Had a great lesson with D on Sunday. We started out doing some trotting down the center line, then worked on some canter transitions on the center line (so you trot the long side turn up the center, canter 3 strides, back to the trot and then go the opposite direction) and then we did nothing but canter for the rest of the lesson.
We really worked on our left canter lead which we've had problems with for months, I'm not sure if the problem is "fixed" but we worked on tips and tricks to get us both set up properly for that lead. About 1/3 into the lesson Lucas had a 'freak out' over something stupid. I got after him, got mad and got him though it. D encouraged me and told me that Lucas needs to be a bit intimidated sometimes of me, that I need to get angry and mad at him to have him do stuff. While I don't disagree, I don't want to have to get mad every time I ride. I shouldn't have to be mad at my horse to get him to do minor things each and every ride.

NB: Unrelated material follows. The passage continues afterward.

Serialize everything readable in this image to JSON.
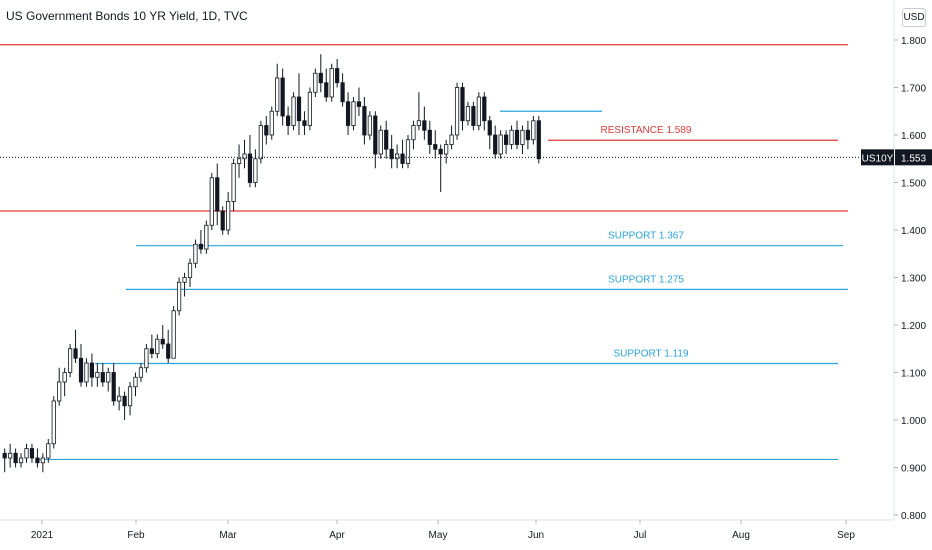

Today I ended up having to stay home. I got an extra 8 hours of sleep which has seemed to help my head. (my joint, and muscle pain I can ignore but when it 'migrates' to my head/neck I'm done) but I don't know what to do. I know that stopping riding will stop the pain, but I don't want to stop riding. I'm still going to the show on Sunday, booked Monday off as a vacation day so that I can recover. But I think most of my riding will be done at home this summer.
1 comment:
Congrats on a good lesson! My instructor tells me to put Gem in his place, too, but like you I don't want my ride to always be a struggle of dominance. I only get to see Gem twice a week and I want it to be fun. My friend with RA is in the same boat as you. Her knees have been an issue for her lately. A break from riding might help, but she won't give it up. She loves it so much that she would rather suffer the consequences. I can't blame her.